- Theatrical release poster
- Directed by: Jason Priestley
- Written by: Jessie Gabe
- Produced by: Mark Montefiore
- Starring: Richard Dreyfuss; Tatiana Maslany; Jayne Eastwood; Aaron Poole; Corinne Conley; Eric Peterson;
- Cinematography: Gerald Packer
- Edited by: Bridget Durnford
- Music by: Michael Brook
- Production company: Montefiore Films
- Distributed by: Pacific Northwest Pictures
- Release dates: September 16, 2013 (Atlantic Film Festival); April 4, 2014 (Canada);
- Running time: 90 minutes
- Country: Canada
- Language: English

= Cas and Dylan =

Cas and Dylan is a 2013 Canadian comedy-drama film directed by Jason Priestley from a screenplay by Jessie Gabe. It stars Richard Dreyfuss, Tatiana Maslany, Jayne Eastwood, Aaron Poole, Corinne Conley, and Eric Peterson. The film had its world premiere at the Atlantic Film Festival on September 16, 2013. It was released on April 4, 2014, by Pacific Northwest Pictures.

==Plot==

Dr. Cas Pepper is a 61-year-old doctor, a self-proclaimed loner, and terminally ill. Dylan Morgan is a 22-year-old woman, somewhat of a social misfit, and an aspiring writer. She is currently living with her boyfriend Bobby, who is an unstable individual. Cas reluctantly agrees to give Dylan a short lift to her home. Cas accidentally strikes Bobby with his car when he jumps in front of them and points a rifle at them, and, fearing that he may now be a fugitive from the law, drives away with Dylan's encouragement.

Cas and Dylan take off on a drive across Canada, he heading to his vacation home on Canada's west coast (where he plans to bury his recently deceased dog and to commit suicide), and she towards an ostensible interview with a major publishing company she has been communicating with. Initially Cas is not thrilled with the prospect of spending the ride with this young talkative kid, but as the adventure progresses, they grow sweetly fond of each other, helping one another resolve the issues they encounter along the way.

The epilogue shows a successful, fulfilled Dylan some time after the cross-country trip, with her voice-over telling us about her tremendous respect for him, and that her current happiness is largely a result of following his advice—a happiness not hindered by the fact that he left her his entire estate after his death (as well as his "secret" pasta sauce recipe).

==Production==
In March 2012, it was announced that Jason Priestley would direct the film in his directorial debut, from a screenplay by Jessie Gabe, with Tatiana Maslany attached to star in the film, and with Mark Montefiore producing the film. In August 2012, it was announced that Richard Dreyfuss had been cast in the film as Dr. Cas Pepper.

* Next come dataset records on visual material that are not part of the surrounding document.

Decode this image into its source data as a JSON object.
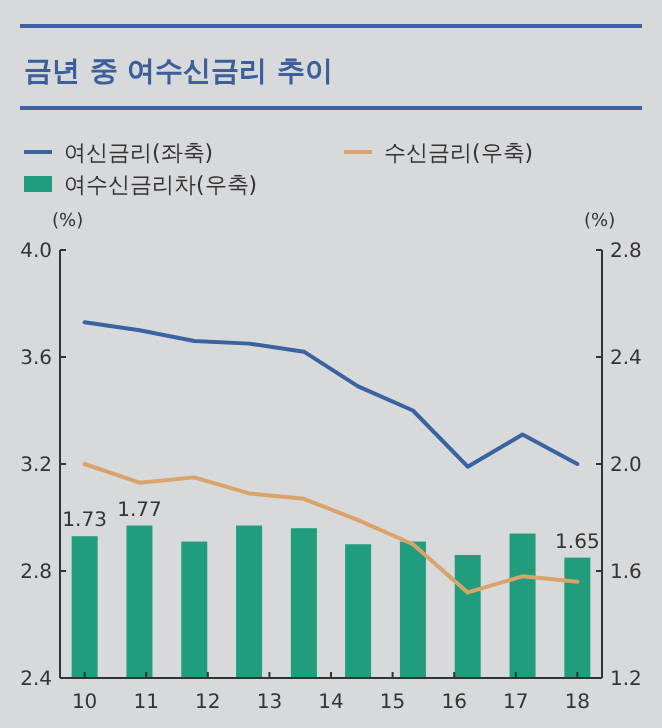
{
  "chart_data": {
    "type": "line",
    "title": "금년 중 여수신금리 추이",
    "ylabel": "(%)",
    "y2label": "(%)",
    "x": [
      10,
      10.89,
      11.78,
      12.67,
      13.56,
      14.44,
      15.33,
      16.22,
      17.11,
      18
    ],
    "xlim": [
      9.6,
      18.4
    ],
    "xticks": [
      10,
      11,
      12,
      13,
      14,
      15,
      16,
      17,
      18
    ],
    "ylim": [
      2.4,
      4.0
    ],
    "yticks": [
      {
        "value": 2.4,
        "label": "2.4"
      },
      {
        "value": 2.8,
        "label": "2.8"
      },
      {
        "value": 3.2,
        "label": "3.2"
      },
      {
        "value": 3.6,
        "label": "3.6"
      },
      {
        "value": 4.0,
        "label": "4.0"
      }
    ],
    "y2lim": [
      1.2,
      2.8
    ],
    "y2ticks": [
      {
        "value": 1.2,
        "label": "1.2"
      },
      {
        "value": 1.6,
        "label": "1.6"
      },
      {
        "value": 2.0,
        "label": "2.0"
      },
      {
        "value": 2.4,
        "label": "2.4"
      },
      {
        "value": 2.8,
        "label": "2.8"
      }
    ],
    "legend": "top",
    "grid": false,
    "marker": "none",
    "line_style": "solid",
    "series": [
      {
        "name": "여신금리(좌축)",
        "color": "#3a64a0",
        "values": [
          3.73,
          3.7,
          3.66,
          3.65,
          3.62,
          3.49,
          3.4,
          3.19,
          3.31,
          3.2
        ]
      },
      {
        "name": "수신금리(우축)",
        "axis": "y2",
        "color": "#d9a36a",
        "values": [
          2.0,
          1.93,
          1.95,
          1.89,
          1.87,
          1.79,
          1.7,
          1.52,
          1.58,
          1.56
        ]
      },
      {
        "name": "여수신금리차(우축)",
        "type": "bar",
        "axis": "y2",
        "color": "#1f9d7d",
        "values": [
          1.73,
          1.77,
          1.71,
          1.77,
          1.76,
          1.7,
          1.71,
          1.66,
          1.74,
          1.65
        ],
        "value_labels": [
          "1.73",
          "1.77",
          null,
          null,
          null,
          null,
          null,
          null,
          null,
          "1.65"
        ]
      }
    ]
  }
}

Principal photography began in late summer and early fall of 2012 in Greater Sudbury, Ontario. Additional scenes were filmed in Calgary, Alberta.

==Release==
The film had its world premiere at the Atlantic Film Festival on September 16, 2013. It was released in Canada on April 4, 2014. In November 2014, Entertainment One acquired U.S distribution rights to the film.
The film was released through video on demand on April 17, 2015 prior to a limited release on May 1, 2015.

==Critical reception==
Cas and Dylan received negative reviews from film critics. It holds a "Rotten" 31% rating on review aggregator website Rotten Tomatoes, based on 13 reviews, with an average rating of 4.7/10. On Metacritic, the film holds a rating of 32 out of 100, based on 6 critics, indicating "Generally unfavorable reviews".

The film won the Audience Award at the 2013 Whistler Film Festival.